Two constructs are challenged: the conceptualization of
emotional contagion and mimicry, assumptions about ‘direct interaction’. A
taxonomy, on which to base the definitional nuance of the emotional experience
that results when others share one’s emotional experience: mimicry, contagion,
personal distress, affective empathy, cognition empathy, sympathy, and the
criteria that distinguish each, has been formulated (5). Mimicry and emotional contagion
are both characterized by affective
behavior while emotional contagion involves affective experience and isomorphism. Although affective behavior was elicited the authors (based on the
cross-emotional encouragement effect) concluded that mimicry, as an
explanation, was not sufficient. However claiming contagion is not substantiated;
they do not have any data to confirm that affective
experience and affective isomorphy
occurred.
That ‘emotional
contagion occurs without direct interaction’ is the significance claim.
However, conceptually ‘direct interaction’ is underdeveloped. ‘Direct interaction’, as when individuals meet
face-to-face, involves two shared aspects, time frame and place. Asynchronous
interaction means conversational turns may be disrupted and response is usually
delayed, while interacting in an online space means that multisensory
information is not available and real time context is not shared. The
specification of all these factors is crucial when evaluating emotion
communicated online through writing. For
Facebook, a written communication from ‘friends’ will sometimes results in ‘friends’ moderating their responses (the
data that the authors collected). That
is the essence of human communication: the use of written language and
metacognition. The usefulness of the study lies in the foregrounding the power
of language. However, the value of this approach, theoretical and practical,
will depend on substantial integration with research in two fields, emotion and
computer mediated communication.
(1)
BAYNE, S. (2008) Uncanny spaces for higher education: Teaching and
learning in virtual worlds.
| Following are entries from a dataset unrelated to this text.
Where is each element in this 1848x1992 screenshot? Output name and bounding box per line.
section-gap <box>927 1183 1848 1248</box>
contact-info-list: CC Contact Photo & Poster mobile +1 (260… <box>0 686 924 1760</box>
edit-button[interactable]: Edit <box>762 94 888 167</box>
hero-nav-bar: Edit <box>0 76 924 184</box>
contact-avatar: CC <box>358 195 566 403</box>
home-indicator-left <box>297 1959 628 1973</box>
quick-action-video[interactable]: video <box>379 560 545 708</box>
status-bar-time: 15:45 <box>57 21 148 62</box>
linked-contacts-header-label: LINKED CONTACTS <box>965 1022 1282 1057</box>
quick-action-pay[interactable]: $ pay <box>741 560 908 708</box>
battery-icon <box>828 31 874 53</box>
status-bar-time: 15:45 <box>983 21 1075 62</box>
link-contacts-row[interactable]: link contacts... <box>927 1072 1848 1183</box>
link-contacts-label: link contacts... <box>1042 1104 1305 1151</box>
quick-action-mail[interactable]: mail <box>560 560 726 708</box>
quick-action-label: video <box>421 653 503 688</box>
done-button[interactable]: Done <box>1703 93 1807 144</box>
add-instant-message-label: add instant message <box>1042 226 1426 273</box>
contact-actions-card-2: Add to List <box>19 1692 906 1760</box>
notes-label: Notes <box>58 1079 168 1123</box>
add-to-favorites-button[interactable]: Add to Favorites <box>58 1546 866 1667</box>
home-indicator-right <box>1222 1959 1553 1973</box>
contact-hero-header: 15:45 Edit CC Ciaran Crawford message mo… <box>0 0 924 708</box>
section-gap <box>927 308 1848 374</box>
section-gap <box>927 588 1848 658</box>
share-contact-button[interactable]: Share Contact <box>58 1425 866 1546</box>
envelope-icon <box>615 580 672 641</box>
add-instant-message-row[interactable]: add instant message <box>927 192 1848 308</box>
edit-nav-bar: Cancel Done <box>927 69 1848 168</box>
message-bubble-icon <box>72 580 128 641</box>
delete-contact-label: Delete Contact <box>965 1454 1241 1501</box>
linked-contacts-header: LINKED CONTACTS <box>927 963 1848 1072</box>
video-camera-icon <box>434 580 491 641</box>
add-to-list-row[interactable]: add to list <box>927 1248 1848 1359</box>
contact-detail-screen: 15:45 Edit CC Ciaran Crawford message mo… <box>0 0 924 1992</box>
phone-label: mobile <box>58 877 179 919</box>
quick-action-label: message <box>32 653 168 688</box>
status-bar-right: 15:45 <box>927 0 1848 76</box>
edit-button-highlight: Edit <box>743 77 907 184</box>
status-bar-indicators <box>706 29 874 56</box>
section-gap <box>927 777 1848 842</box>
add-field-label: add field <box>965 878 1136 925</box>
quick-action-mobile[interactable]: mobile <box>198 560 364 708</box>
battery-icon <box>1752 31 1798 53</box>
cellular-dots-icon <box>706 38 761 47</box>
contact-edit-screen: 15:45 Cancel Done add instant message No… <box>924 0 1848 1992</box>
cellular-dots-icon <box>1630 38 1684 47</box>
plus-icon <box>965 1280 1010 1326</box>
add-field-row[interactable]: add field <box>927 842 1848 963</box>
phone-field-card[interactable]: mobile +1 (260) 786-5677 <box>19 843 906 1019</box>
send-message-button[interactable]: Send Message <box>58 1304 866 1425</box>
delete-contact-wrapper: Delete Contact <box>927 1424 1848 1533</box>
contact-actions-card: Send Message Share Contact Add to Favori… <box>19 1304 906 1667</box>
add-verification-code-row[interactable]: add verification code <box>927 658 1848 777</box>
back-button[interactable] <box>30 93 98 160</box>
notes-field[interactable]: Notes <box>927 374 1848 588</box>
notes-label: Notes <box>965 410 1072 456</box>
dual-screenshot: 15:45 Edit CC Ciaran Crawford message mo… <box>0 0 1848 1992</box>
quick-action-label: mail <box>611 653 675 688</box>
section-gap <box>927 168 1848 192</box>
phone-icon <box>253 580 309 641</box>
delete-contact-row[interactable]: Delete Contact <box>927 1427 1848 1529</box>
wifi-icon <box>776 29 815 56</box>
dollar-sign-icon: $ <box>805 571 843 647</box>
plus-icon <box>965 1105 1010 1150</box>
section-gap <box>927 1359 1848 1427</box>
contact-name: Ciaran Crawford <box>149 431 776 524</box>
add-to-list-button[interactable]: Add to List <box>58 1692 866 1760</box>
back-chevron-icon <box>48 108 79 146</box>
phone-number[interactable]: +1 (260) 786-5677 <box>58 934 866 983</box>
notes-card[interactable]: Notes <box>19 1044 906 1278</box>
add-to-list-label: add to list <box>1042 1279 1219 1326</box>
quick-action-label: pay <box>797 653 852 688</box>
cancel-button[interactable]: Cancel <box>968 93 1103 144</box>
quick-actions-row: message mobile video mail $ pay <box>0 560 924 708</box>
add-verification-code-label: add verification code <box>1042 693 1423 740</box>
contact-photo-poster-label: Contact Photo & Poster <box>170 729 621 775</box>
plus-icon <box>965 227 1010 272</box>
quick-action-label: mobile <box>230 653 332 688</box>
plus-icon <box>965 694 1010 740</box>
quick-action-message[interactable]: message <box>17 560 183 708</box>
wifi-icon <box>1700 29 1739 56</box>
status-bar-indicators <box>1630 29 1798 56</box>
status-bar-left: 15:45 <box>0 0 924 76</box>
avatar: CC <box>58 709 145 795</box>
ALT-J Research in Learning Technology, 16, 197-205.
(2) KRAMER, A. D. I., GUILLORY, J. E. &
HANCOCK, J. T. (2014) Experimental evidence of massive-scale emotional
contagion through social networks. Proceedings
of the National Academy of Sciences (PNAS), 111, 8788-8790.
(3) LAURILLARD, D. (2012) Teaching as a design science. Building
pedagogical patterns for learning and technology., New York, London,
Routledge.
(4) ROBINSON, K. (2013) The interrelationship
of emotion and cognition when students undertake collaborative group work
online: An interdiscplinary approach. Computers
& Education, 62, 298-307.
(5) WALTER, H. (2011) Social Cognitive
Neuroscience of Empathy: Concepts, Circuits and Genes. Emotion Review, 4, 9-23.